= Panchasar =

Panchasar is a village in Shankheshwar Taluka of Patan district of Gujarat, India.

==History==
Panchasar is one of the oldest seats of power in north-west Gujarat. During the seventh century it was the capital of Jai Shikhri of the Chavda dynasty or Chapotkat clan, and was so splendid a city that, according to the court bard, no one living there had any desire for Paradise. This boasting of his bard brought against Jai Shikhri (697) the power of the king of Kalyan Katak. The first expedition, surprised by Jai Shikhri's minister, was defeated, but a second, under the personal command of the Kalyan king, ended in the destruction of Jai Shikhri and of his capital. His wife, saved by her husband's forethought, became the mother of Vanraj Chavda, the founder (746) of the city of Anhilwad Patan.

It was under Palanpur Agency of Bombay Presidency, which in 1925 became the Banas Kantha Agency.

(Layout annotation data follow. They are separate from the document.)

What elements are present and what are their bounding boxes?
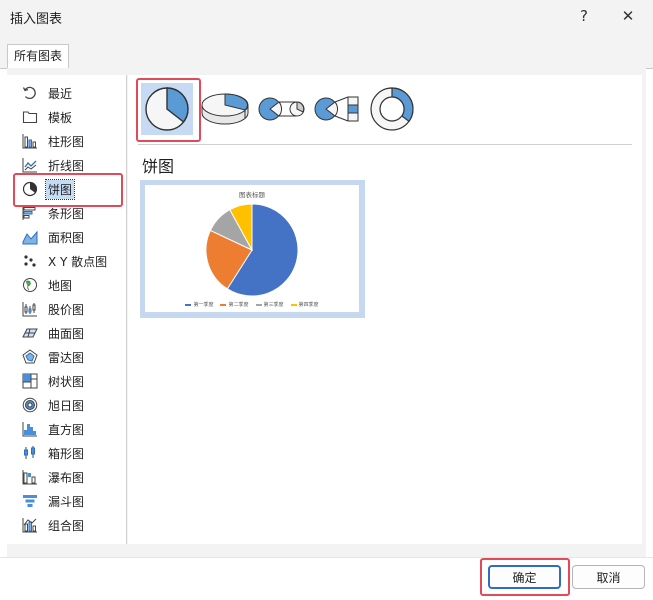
- window-title: 插入图表: [10, 12, 63, 27]
- box-whisker-chart-icon: [24, 446, 35, 459]
- gallery-divider: [138, 144, 632, 145]
- category-box-whisker[interactable]: 箱形图: [17, 442, 121, 464]
- close-button[interactable]: ✕: [606, 0, 650, 32]
- category-label: 箱形图: [48, 446, 85, 461]
- stock-chart-icon: [22, 302, 37, 317]
- recent-icon: [22, 86, 36, 100]
- category-map[interactable]: 地图: [17, 274, 121, 296]
- category-highlight-box: [13, 173, 123, 207]
- legend-item: 第二季度: [220, 301, 249, 308]
- scatter-chart-icon: [24, 255, 36, 267]
- subtype-highlight-box: [136, 78, 201, 142]
- category-label: 地图: [48, 278, 73, 293]
- category-label: X Y 散点图: [48, 254, 108, 269]
- pie-of-pie-icon: [258, 97, 305, 121]
- category-recent[interactable]: 最近: [17, 82, 121, 104]
- legend-item: 第四季度: [290, 301, 319, 308]
- legend-label: 第四季度: [298, 302, 319, 308]
- surface-chart-icon: [22, 328, 38, 338]
- panel-divider: [126, 75, 127, 544]
- histogram-chart-icon: [22, 422, 37, 437]
- category-label: 雷达图: [48, 350, 85, 365]
- waterfall-chart-icon: [22, 470, 37, 485]
- ok-highlight-box: [480, 558, 570, 596]
- category-treemap[interactable]: 树状图: [17, 370, 121, 392]
- help-button[interactable]: ?: [562, 0, 606, 32]
- subtype-pie-of-pie[interactable]: [256, 83, 308, 135]
- category-combo[interactable]: 组合图: [17, 514, 121, 536]
- category-label: 模板: [48, 110, 73, 125]
- legend-label: 第二季度: [228, 302, 249, 308]
- tab-all-charts[interactable]: 所有图表: [7, 44, 70, 68]
- legend-label: 第三季度: [263, 302, 284, 308]
- category-radar[interactable]: 雷达图: [17, 346, 121, 368]
- column-chart-icon: [22, 134, 37, 149]
- tab-row: 所有图表: [0, 32, 653, 69]
- funnel-chart-icon: [23, 495, 37, 507]
- help-icon: ?: [580, 7, 588, 25]
- category-column[interactable]: 柱形图: [17, 130, 121, 152]
- category-area[interactable]: 面积图: [17, 226, 121, 248]
- 3d-pie-icon: [201, 93, 249, 125]
- category-label: 瀑布图: [48, 470, 85, 485]
- radar-chart-icon: [22, 349, 38, 364]
- category-template[interactable]: 模板: [17, 106, 121, 128]
- chart-preview-canvas: [145, 185, 359, 312]
- line-chart-icon: [22, 158, 37, 173]
- category-label: 树状图: [48, 374, 85, 389]
- category-label: 漏斗图: [48, 494, 85, 509]
- subtype-bar-of-pie[interactable]: [312, 83, 364, 135]
- category-histogram[interactable]: 直方图: [17, 418, 121, 440]
- category-label: 条形图: [48, 206, 85, 221]
- map-chart-icon: [23, 278, 37, 292]
- chart-description-panel: [140, 318, 365, 544]
- bar-of-pie-icon: [314, 96, 359, 122]
- subtype-doughnut[interactable]: [366, 83, 418, 135]
- chart-title: 图表标题: [239, 191, 265, 199]
- template-icon: [22, 111, 38, 124]
- chart-legend: 第一季度 第二季度 第三季度 第四季度: [145, 301, 359, 308]
- combo-chart-icon: [22, 518, 37, 533]
- area-chart-icon: [22, 230, 38, 245]
- category-label: 旭日图: [48, 398, 85, 413]
- treemap-chart-icon: [22, 373, 38, 389]
- category-surface[interactable]: 曲面图: [17, 322, 121, 344]
- category-label: 直方图: [48, 422, 85, 437]
- category-label: 面积图: [48, 230, 85, 245]
- category-label: 折线图: [48, 158, 85, 173]
- pie-chart: [205, 203, 299, 297]
- category-scatter[interactable]: X Y 散点图: [17, 250, 121, 272]
- category-label: 柱形图: [48, 134, 85, 149]
- legend-label: 第一季度: [193, 302, 214, 308]
- cancel-button[interactable]: 取消: [572, 565, 645, 589]
- category-label: 曲面图: [48, 326, 85, 341]
- close-icon: ✕: [621, 7, 635, 25]
- category-label: 最近: [48, 86, 73, 101]
- sunburst-chart-icon: [22, 397, 38, 413]
- legend-item: 第一季度: [185, 301, 213, 308]
- category-label: 股价图: [48, 302, 85, 317]
- category-funnel[interactable]: 漏斗图: [17, 490, 121, 512]
- category-label: 组合图: [48, 518, 85, 533]
- category-waterfall[interactable]: 瀑布图: [17, 466, 121, 488]
- bar-chart-icon: [22, 206, 36, 220]
- subtype-3d-pie[interactable]: [199, 83, 251, 135]
- category-sunburst[interactable]: 旭日图: [17, 394, 121, 416]
- doughnut-icon: [370, 87, 414, 131]
- legend-item: 第三季度: [255, 301, 284, 308]
- category-stock[interactable]: 股价图: [17, 298, 121, 320]
- section-title: 饼图: [142, 157, 175, 176]
- title-bar: 插入图表 ? ✕: [0, 0, 653, 32]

After Independence of India in 1947, Bombay Presidency was reorganized in Bombay State. When Gujarat state was formed in 1960 from Bombay State, it fell under Mehsana district of Gujarat. It became part of Patan district subsequently.

At Rantoj and Shankheshwar near Panchasar, are Jain temples more than once re-built, and probably holding the same sites since very early times.